How Is the Data Stored in a Data Grid?
Unlike traditional RDBMS, a data grid is not stored in one place. An ActiveSpaces data grid leverages the storage capacity and computing power from multiple computers.
- Nodes
-
A node is an ActiveSpaces process running within a computer. The node holds a portion of the data forming the data grid both in memory and on disk. The smallest unit of data held by a node is a row. Other than storing data of a row, the node is also responsible for handling requests to read or update the row. As a result, the data spanning across a group of nodes collectively form a data grid.
Nodes can be run from a physical computer, a virtual machine, or a Docker container.
- Copysets
- Copysets are logical grouping of nodes such that a portion of the data is shared uniformly by all the nodes that form a copyset. This ensures fault tolerance. Every node in the copyset, also known as the replica, has an identical copy of the data. For example, assume that a row (R1) comprises employee name, employee ID, and department. There are nodes, N1, N2, and N3 in copyset1. N1, N2, and N3 store identical copies of R1. When you add new data or request for an update on a row in a copyset, the update is written to all the nodes in the copyset before acknowledging the success of the operation. Keeping the nodes of a copyset on different computers helps prevent data loss during system failures.
- Primary Node
- When a copyset has more than one node in a copyset, one of the nodes is the primary node, which stores data and provides read access. The other nodes in the copyset are secondary nodes that store backup copies of the data. The key role of the primary node is to interact with the proxy process. The primary node receives the client operation and replicates it to the other nodes in the copyset. The client operation is applied in parallel at the primary node and all secondary nodes.

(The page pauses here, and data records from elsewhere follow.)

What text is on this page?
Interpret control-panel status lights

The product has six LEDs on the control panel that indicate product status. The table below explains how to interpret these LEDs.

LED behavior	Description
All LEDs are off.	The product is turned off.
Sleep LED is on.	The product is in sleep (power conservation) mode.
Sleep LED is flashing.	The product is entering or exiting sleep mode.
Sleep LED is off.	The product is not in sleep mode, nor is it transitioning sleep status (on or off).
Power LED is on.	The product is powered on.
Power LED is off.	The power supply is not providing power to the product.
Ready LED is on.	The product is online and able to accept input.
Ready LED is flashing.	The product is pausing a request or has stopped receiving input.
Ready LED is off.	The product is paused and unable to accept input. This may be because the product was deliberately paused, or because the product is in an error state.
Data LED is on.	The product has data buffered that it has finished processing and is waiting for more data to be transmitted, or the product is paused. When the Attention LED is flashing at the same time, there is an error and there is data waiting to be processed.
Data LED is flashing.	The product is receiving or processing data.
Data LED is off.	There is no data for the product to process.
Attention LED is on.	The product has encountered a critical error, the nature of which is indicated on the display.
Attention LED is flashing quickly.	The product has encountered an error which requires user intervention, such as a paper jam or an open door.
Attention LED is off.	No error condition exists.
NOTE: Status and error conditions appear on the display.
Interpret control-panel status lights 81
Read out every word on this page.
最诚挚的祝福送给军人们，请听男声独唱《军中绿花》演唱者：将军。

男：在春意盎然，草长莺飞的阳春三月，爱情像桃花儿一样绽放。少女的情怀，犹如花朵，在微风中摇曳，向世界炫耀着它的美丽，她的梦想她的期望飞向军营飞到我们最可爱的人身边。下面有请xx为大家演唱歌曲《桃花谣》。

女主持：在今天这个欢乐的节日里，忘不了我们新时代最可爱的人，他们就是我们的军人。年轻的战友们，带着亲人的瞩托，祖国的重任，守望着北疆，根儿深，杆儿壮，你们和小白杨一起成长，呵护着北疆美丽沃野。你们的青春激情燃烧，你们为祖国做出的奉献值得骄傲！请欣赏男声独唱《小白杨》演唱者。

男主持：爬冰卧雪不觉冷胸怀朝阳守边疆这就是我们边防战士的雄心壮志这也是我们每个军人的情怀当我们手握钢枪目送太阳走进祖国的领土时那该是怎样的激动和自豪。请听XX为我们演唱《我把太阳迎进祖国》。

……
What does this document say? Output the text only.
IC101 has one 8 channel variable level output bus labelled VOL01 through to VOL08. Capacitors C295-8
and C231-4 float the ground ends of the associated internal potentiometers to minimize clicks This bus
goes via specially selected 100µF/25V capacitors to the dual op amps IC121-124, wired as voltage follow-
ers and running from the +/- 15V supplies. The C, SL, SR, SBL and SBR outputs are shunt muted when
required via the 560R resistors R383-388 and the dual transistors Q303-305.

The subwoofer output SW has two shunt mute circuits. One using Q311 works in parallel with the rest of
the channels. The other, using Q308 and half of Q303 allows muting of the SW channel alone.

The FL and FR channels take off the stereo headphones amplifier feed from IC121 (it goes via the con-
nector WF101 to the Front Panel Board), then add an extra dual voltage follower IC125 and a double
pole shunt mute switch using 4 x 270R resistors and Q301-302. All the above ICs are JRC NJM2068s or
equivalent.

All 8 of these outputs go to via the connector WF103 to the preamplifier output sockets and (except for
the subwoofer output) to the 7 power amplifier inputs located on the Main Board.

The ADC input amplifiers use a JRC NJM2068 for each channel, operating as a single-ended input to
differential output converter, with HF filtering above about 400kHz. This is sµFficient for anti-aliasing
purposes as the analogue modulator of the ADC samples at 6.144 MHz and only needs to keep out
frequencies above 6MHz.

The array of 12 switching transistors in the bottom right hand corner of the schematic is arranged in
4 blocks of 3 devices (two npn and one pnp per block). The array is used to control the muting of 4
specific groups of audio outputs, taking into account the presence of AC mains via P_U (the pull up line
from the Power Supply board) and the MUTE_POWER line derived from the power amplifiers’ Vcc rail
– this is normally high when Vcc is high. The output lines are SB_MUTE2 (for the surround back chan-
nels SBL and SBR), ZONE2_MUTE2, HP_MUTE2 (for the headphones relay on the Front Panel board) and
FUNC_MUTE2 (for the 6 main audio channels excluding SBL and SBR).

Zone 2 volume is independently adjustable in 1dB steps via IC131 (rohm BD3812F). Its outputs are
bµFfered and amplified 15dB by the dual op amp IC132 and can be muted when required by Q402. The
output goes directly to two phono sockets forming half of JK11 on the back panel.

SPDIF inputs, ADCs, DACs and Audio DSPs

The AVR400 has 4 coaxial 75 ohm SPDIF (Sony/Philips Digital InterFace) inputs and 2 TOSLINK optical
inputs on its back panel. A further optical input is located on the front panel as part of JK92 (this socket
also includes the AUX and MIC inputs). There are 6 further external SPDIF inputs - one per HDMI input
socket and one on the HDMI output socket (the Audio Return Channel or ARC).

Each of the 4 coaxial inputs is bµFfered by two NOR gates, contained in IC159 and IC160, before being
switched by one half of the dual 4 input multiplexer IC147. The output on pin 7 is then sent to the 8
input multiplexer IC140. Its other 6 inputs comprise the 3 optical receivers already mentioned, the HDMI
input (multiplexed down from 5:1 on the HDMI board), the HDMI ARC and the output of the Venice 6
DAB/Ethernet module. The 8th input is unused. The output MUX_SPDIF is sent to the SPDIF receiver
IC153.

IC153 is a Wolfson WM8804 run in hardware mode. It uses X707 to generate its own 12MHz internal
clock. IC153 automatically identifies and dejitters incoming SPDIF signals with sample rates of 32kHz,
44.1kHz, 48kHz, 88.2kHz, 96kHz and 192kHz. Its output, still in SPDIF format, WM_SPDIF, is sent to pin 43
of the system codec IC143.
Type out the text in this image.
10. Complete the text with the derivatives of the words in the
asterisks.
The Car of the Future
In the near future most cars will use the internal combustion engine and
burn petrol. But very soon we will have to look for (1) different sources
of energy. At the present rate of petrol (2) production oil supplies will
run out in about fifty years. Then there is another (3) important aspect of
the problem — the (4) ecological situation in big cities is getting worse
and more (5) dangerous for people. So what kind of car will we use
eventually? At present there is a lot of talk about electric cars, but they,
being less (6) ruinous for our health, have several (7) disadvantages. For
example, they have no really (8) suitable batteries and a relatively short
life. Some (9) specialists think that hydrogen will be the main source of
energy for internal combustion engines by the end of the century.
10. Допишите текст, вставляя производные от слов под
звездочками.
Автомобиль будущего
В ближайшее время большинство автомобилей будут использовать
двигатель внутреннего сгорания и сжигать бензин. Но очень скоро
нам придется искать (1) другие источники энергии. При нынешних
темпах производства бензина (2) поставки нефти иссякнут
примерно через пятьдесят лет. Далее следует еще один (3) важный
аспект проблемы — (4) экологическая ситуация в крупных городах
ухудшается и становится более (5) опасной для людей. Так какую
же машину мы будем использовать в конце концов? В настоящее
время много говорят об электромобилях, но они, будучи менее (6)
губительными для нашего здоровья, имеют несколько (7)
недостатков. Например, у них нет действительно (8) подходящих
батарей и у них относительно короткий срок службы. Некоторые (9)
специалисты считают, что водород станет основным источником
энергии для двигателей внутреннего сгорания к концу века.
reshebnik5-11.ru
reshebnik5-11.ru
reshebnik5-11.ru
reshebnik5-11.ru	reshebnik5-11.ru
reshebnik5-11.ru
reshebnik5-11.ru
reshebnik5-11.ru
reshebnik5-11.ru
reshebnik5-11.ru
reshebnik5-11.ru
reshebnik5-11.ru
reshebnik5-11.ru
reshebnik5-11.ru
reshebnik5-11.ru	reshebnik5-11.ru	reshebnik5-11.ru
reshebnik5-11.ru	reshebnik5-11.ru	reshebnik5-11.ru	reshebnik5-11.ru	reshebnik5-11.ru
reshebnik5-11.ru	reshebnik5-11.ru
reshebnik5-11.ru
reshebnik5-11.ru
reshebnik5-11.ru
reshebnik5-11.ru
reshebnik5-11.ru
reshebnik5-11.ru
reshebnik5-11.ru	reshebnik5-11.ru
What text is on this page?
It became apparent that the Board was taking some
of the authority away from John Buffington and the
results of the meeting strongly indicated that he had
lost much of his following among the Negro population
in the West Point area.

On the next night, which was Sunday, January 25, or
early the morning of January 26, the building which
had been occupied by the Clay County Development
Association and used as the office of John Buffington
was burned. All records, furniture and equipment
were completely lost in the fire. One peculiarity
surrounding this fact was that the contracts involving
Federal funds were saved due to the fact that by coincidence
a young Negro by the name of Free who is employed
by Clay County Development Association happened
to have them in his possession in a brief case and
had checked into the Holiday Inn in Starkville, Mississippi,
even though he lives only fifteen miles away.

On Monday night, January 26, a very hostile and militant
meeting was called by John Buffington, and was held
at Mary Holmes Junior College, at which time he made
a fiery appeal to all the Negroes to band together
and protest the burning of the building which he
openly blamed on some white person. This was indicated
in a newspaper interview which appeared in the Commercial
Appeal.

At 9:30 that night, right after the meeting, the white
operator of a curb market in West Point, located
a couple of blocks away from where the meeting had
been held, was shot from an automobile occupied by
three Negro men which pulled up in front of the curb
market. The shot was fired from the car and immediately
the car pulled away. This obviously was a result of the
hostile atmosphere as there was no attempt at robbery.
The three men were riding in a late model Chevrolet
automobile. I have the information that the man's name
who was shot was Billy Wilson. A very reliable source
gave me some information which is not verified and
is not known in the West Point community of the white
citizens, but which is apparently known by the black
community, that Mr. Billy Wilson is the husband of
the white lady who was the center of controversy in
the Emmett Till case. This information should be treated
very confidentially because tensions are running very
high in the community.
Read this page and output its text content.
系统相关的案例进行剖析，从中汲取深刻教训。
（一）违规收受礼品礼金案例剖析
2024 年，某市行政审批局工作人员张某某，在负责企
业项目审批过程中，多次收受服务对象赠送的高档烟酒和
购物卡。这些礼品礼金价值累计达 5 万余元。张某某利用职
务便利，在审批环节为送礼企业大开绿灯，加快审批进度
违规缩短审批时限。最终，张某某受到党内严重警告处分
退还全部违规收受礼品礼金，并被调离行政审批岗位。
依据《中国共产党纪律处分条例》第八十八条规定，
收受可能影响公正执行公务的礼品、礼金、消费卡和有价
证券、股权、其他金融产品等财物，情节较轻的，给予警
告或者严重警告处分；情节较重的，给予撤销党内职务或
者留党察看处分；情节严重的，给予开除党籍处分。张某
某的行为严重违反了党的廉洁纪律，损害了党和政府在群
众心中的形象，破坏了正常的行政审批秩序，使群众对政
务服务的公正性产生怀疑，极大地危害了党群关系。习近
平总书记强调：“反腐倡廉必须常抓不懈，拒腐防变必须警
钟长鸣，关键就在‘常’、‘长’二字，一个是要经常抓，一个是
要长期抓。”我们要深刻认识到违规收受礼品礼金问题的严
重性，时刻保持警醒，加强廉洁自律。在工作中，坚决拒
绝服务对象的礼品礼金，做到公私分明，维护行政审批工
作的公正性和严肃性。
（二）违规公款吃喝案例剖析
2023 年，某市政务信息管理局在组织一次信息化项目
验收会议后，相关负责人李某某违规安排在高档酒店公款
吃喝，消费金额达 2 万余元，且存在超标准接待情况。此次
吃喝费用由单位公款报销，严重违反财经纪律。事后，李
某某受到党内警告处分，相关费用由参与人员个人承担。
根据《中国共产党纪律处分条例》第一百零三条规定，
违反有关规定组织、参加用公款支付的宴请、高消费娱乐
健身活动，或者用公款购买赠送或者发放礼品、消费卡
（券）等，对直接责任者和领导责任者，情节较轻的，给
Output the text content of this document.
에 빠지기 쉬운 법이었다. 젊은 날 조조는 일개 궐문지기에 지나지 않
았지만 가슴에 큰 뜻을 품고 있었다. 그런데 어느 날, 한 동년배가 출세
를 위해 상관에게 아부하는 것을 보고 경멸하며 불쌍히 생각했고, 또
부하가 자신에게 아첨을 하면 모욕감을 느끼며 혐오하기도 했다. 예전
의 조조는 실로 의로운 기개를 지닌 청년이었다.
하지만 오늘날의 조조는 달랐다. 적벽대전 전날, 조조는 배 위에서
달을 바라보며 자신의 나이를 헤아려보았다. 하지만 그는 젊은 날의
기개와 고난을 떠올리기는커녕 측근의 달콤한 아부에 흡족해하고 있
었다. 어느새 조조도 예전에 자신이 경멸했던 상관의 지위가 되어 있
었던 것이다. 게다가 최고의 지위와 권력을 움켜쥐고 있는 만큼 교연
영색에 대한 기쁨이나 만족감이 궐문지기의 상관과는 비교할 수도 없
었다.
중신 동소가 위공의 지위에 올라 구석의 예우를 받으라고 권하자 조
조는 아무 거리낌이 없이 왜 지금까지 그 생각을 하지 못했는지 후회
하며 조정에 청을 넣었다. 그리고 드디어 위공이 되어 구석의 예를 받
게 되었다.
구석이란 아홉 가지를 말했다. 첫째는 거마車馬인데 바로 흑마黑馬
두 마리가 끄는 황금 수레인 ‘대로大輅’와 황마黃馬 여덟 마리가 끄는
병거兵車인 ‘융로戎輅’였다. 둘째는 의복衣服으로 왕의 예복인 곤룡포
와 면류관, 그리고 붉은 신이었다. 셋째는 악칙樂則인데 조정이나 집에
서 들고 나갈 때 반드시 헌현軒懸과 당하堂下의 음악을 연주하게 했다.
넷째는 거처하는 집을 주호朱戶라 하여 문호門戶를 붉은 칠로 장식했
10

The primary node is responsible for sharing the result of the request with the proxy.
- Reasons for Using Multiple Nodes
-
There are several reasons for using multiple nodes:
- Nodes in different copysets are created with the goal of scaling horizontally. Thus, multiple copysets are created, each with a slice of the data.
- Nodes in the same copyset are created to provide multiple replicas for fault tolerance. These contain identical copies of the data.
- In a production environment, you might decide to use multiple nodes for a combination of reasons. For example, you might choose to have two replicas per copyset and multiple copysets (say three) to scale horizontally. In this example, your environment would have a total of six nodes.
To sum it up, the data is stored in copysets as described in the previous sections. The copysets put together form a data grid.